Williams: “Oh yes, I had a pretty good understanding from the start that I probably wasn’t. Even before free agency, before the Kristaps trade, I was like, I’m probably not coming back. Not because of anything bad, just more similar option elsewhere. Where I wanted to see myself for my career and how it went. I want to win, but I also want to compete and influence winning, and be an asset to a team on and off the floor. I thought I had a bit of it in Boston and then my role was diminished, up and down the last year. And I came back in a situation where I would probably be in a similar position and then you add Kristaps and that made it like a 100% guarantee to move.”

Q: Do you have an idea of ​​like, the best version of yourself? What is it? What role do you play in?

Williams: “Yeah, in a perfect world. In the role I play, it looks like being a versatile defender guarding the best player. High energy guy, but also being able to be part of the offense and utilized well. Not just the spot-up 3s and all, but I feel like the progression I’ve made has been a lot like, in actions where it’s breaking into a roll, pick and pop game, being involved and being able to get actions where you can play like “Sl oh me!” And either fake the handoff or handoff to one of the better guys like Kyrie or Luka, then screen and roll and make a play at the rim.

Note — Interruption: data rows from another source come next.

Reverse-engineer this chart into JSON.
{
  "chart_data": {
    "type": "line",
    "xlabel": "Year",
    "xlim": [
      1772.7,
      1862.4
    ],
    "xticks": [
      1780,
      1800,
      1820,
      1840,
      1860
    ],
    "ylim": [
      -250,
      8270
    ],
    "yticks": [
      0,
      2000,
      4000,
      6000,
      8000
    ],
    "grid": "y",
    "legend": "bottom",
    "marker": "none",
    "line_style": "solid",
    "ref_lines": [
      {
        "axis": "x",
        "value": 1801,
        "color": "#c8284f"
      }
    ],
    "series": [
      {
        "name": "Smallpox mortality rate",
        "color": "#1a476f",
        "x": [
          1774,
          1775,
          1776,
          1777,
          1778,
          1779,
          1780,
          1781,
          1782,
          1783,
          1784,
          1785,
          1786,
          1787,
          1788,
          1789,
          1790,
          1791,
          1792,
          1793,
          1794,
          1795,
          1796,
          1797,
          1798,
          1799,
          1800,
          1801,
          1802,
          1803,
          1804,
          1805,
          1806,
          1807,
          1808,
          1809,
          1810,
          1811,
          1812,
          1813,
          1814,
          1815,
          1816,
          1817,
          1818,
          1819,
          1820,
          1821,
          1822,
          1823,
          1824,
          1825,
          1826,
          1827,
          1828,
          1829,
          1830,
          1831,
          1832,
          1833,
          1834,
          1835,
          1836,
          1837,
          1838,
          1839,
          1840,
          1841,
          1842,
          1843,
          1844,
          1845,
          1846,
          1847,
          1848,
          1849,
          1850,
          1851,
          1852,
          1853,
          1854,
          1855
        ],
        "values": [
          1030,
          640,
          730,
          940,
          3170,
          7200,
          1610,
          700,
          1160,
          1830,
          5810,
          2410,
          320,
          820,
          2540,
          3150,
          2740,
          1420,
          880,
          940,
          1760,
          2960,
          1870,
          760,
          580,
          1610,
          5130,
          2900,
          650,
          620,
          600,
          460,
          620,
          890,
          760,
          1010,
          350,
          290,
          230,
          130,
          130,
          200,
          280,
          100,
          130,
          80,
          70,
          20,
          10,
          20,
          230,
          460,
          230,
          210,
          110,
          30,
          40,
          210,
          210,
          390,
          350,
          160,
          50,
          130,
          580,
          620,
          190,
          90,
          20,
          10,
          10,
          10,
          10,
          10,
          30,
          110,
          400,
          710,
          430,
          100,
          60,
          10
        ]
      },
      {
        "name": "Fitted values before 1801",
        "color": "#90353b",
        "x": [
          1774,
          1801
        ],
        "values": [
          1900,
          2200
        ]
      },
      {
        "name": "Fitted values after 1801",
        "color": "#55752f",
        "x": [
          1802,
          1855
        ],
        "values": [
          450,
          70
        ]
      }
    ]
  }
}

“I feel like that’s probably the best role that I can be in right now. Just because that’s the kind of skill set that I developed, not just in Boston, but elsewhere. Maybe as the years go by I’ll develop into more, get the ball in my hands a little bit more. But the way I look at it is the best opportunity that I’ll ever be in, right now, is going to be ‘involved’ on the offensive end and ‘challenging’ on the defensive end.”